The district court’s result would also be inconsistent, stated the court, with the PSLRA’s bounce-back damage provision, which refines the traditional measure by capping recovery based on the mean price over the look-back period. As described by the 2nd Circuit, Congress believed that calculating damages based on the date corrective information is disclosed “may substantially overestimate plaintiff’s actual damages." The statute was intended to limit damages to those losses caused by the fraud and not by other market forces. “Aside from imposing the `bounce back’ cap on recoverable damages, Congress did not otherwise disturb the traditional out-of-pocket method for calculating damages in the PSLRA,” concluded the 2nd Circuit.
The panel explained that “a share of stock that has regained its value after a period of decline is not functionally equivalent to an inflated share that has never lost value,” because “it is improper to offset gains that the plaintiff recovers after the fraud becomes known against losses caused by the revelation of the fraud if the stock recovers value for completely unrelated reasons.” As described by the 2nd Circuit, this analysis takes two snapshots of the plaintiff’s economic situation and equates them without taking into account anything that happened in between. This approach assumes that if there are any intervening losses, they can be offset by intervening gains.
At this stage in the litigation, the panel was unable to determine whether the price rebounds represented the market’s reaction to the disclosure of the fraud or if they represented unrelated gains resulting from some other fact, condition, or event. The panel accordingly concluded that the recovery did not negate the inference that the investor suffered an economic loss.

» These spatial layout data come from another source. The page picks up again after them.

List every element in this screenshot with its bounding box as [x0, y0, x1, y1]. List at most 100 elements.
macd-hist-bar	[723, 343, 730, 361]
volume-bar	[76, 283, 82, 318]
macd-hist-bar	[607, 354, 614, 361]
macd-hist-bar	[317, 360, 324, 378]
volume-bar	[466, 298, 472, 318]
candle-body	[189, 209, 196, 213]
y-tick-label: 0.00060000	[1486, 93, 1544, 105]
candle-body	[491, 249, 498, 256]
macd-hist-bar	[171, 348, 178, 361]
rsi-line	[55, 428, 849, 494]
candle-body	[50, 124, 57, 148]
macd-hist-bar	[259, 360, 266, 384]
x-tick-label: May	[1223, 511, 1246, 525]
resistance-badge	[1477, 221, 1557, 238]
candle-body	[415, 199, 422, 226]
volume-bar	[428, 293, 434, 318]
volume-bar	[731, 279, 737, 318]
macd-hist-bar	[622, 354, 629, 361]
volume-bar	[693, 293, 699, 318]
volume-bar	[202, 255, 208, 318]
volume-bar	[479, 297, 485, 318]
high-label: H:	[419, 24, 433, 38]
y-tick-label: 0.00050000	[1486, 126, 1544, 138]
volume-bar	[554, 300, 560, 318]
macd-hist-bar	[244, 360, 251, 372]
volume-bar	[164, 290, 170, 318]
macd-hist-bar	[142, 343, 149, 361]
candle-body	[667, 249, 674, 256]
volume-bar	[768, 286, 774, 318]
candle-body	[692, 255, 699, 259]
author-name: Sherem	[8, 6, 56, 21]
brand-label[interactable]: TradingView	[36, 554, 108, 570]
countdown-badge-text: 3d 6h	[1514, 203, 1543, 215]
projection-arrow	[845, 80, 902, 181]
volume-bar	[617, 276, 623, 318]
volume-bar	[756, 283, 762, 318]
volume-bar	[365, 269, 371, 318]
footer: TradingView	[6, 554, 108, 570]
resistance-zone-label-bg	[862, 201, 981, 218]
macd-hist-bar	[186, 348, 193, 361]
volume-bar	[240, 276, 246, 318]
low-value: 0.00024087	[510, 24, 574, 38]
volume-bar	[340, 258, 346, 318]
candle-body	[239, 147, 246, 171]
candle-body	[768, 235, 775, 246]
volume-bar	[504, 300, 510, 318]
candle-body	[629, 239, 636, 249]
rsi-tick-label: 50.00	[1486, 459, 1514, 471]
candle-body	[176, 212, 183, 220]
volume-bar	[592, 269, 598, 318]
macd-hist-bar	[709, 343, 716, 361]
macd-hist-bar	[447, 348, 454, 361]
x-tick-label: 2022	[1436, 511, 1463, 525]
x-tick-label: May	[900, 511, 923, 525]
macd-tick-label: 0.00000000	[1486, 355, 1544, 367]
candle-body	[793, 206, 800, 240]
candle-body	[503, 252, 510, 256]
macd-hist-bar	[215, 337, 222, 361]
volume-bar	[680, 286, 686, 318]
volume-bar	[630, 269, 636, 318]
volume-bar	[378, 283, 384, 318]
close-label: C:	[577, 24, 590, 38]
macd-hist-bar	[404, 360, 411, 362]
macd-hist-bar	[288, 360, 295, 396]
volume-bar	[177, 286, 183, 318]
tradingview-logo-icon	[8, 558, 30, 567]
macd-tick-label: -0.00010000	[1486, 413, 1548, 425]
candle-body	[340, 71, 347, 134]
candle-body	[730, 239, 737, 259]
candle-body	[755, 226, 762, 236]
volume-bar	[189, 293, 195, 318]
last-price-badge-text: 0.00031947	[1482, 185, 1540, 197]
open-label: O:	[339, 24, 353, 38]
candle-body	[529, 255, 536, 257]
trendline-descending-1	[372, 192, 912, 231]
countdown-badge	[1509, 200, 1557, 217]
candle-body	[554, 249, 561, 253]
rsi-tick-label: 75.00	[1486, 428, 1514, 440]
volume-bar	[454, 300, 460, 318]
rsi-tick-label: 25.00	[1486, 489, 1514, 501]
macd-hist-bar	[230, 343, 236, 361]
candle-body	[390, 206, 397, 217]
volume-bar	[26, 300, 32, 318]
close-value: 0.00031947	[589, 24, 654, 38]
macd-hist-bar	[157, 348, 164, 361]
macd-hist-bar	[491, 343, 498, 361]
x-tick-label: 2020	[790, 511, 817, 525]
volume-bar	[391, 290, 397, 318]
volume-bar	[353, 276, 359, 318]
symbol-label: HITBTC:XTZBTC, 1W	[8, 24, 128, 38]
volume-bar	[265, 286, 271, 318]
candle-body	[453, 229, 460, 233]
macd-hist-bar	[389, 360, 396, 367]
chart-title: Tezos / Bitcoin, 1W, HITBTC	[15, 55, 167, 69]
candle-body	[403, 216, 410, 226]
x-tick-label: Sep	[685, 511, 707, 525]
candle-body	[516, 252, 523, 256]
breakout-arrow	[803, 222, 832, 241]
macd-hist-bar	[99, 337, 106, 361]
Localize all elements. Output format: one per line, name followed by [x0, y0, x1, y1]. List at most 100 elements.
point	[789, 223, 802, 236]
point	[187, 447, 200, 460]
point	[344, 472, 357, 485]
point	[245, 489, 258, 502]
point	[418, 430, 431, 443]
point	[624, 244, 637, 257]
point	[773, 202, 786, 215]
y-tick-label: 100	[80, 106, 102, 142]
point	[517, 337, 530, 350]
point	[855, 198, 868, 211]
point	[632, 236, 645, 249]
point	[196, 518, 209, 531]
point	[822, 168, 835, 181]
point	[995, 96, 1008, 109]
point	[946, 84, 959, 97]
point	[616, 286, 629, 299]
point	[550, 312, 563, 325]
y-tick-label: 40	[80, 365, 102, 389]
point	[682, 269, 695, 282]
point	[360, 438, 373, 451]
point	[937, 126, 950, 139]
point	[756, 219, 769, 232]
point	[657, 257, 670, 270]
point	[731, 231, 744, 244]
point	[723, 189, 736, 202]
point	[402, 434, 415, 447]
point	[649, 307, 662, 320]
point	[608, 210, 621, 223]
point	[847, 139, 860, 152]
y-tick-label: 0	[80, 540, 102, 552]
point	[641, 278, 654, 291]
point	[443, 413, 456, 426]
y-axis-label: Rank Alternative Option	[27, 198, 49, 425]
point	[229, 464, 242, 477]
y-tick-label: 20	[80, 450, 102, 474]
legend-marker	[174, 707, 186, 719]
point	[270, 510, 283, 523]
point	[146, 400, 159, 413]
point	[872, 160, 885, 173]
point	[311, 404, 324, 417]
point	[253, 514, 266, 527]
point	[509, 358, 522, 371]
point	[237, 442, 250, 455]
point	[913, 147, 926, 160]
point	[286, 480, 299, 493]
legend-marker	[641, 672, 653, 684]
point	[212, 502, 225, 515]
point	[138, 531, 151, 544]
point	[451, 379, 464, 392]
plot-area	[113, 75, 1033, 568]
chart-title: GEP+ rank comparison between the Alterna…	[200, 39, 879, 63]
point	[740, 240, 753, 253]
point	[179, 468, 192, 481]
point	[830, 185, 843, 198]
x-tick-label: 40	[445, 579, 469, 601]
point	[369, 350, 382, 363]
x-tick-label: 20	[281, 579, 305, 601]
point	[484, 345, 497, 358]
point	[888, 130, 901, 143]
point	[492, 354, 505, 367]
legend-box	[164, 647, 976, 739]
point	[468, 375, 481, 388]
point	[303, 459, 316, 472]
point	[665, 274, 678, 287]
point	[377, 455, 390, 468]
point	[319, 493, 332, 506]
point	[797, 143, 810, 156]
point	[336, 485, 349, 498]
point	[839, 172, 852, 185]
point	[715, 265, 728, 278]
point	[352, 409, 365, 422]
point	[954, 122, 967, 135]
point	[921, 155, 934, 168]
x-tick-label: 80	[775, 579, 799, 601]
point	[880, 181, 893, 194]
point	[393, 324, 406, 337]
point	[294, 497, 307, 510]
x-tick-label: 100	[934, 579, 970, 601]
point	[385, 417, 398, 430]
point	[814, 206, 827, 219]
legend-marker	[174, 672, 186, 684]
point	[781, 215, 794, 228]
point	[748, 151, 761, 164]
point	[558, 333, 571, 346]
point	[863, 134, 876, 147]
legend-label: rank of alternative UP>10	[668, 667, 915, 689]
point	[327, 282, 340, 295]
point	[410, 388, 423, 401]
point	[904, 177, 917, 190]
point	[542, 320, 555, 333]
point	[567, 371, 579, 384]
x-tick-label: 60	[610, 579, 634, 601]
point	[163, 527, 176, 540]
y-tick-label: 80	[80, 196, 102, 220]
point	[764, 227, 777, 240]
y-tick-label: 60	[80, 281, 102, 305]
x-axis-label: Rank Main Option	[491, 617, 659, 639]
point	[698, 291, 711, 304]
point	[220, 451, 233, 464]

The court found that it did not need to resolve what it described as an open question after Dura, whether plaintiffs must satisfy the “short and plain statement of the claim” standard under Federal Rule of Civil Procedure Rule 8(a)(2) or the more stringent heightened pleading requirements of Rule 9(b) in pleading economic loss. Because the court found that the price fluctuations in this case would not rebut an inference of economic loss under either standard, it was “unnecessary to resolve this issue at this time.”